A Survivor fan her entire life Morriah wasn’t surprised by much about the experience. She expected to go hungry. She expected to be cold and wet and muddy. She expected people to lie and deceive. But, how quickly the game began and how close people became in such a short period of time shocked her.
“So every time you close your eyes and you wake back up, it’s just darkness. You’re next to these people and before you know it, you’re all just rocking back and forth awake. You start to talk and you start to learn each other’s stories and you start to know about each other. You’re talking and talking and talking and talking for hours to the point where you end up telling these people stories that people that you’ve known for years never heard about you. I walked away feeling like I knew some of those people better than I’ve known people that I’ve been friends with for four or five years because you have nothing but time when you’re laying out on the sand, looking at the stars, not being able to see anything in front of you. You are just hearing these voices, hearing these stories and getting to know where people came from and their backgrounds and their trials and tribulations and their accomplishments,” she said.

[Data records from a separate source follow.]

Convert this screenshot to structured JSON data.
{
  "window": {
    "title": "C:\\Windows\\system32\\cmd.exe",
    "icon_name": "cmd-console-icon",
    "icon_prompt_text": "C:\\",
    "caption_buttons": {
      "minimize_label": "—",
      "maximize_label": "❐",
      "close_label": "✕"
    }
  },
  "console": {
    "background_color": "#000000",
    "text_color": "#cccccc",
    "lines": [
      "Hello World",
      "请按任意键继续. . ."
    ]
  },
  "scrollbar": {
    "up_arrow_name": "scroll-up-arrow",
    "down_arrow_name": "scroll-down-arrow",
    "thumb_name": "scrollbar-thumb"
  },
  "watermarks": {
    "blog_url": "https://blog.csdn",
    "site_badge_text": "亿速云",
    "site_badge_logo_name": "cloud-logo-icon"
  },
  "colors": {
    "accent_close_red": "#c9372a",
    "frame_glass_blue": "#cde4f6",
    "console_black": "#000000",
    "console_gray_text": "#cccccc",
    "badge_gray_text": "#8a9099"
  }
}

Having lived the experience now as a player and a fan, Morriah sees things a little differently.
“You’re like…How the hell do these people love each other? Like, what the heck! But no, you really do love these people and they start to feel like family. You struggle together. You overcome together. You’re crawling in the mud together and in the ocean being together. They become family so quickly and so that bond is really unbreakable. I can’t speak to other people but that’s why getting voted out the game I don’t have any ill will. It’s more it was more hurt than it was anger. I’m yearning to foster that new relationship as opposed to wanting them to see their downfall,” she said about her fellow tribemates.
One happening that really exemplified that notion for her was how the tribe came together to bring their fire back from the brink once they returned from the Immunity Challenge. She wishes that scene had made the show.
“When we got back from losing the challenge before tribal council, the first thing we did was we got the fire together…We really sat around that fire for an hour and a half as our fire was completely gone. Jeff (Probst) had taken our flint for the penalty and so there was nothing left. All five of us that are on that fire, we were blowing on the embers and adding sticks. We rebuilt the fire and literally breathed the breath of life into it. I wish that moment would have been shown because I think that if anything encapsulated what the Baka tribe was about, it was that moment. It was just so beautiful. We knew one of us was going home but none of us wanted any of us to go back there and be without fire. It truly captured the essence of what our tribe was about,” she said.
Although she hasn’t been able to speak to her students yet about the first episode or her Survivor experience Morriah hopes they take away an important message based on her brief but impactful time on the show.
“Even if you don’t get to the ultimate goal or reach your goal, if you try your hardest that’s still something to be proud of at the end of the day. I think so often you always hear…Work hard! Work hard! Work hard! You’ll get there! Sometimes you can work your hardest and things might not pan out. And that’s okay, too! But, you should still be proud of giving it everything you have,” she said.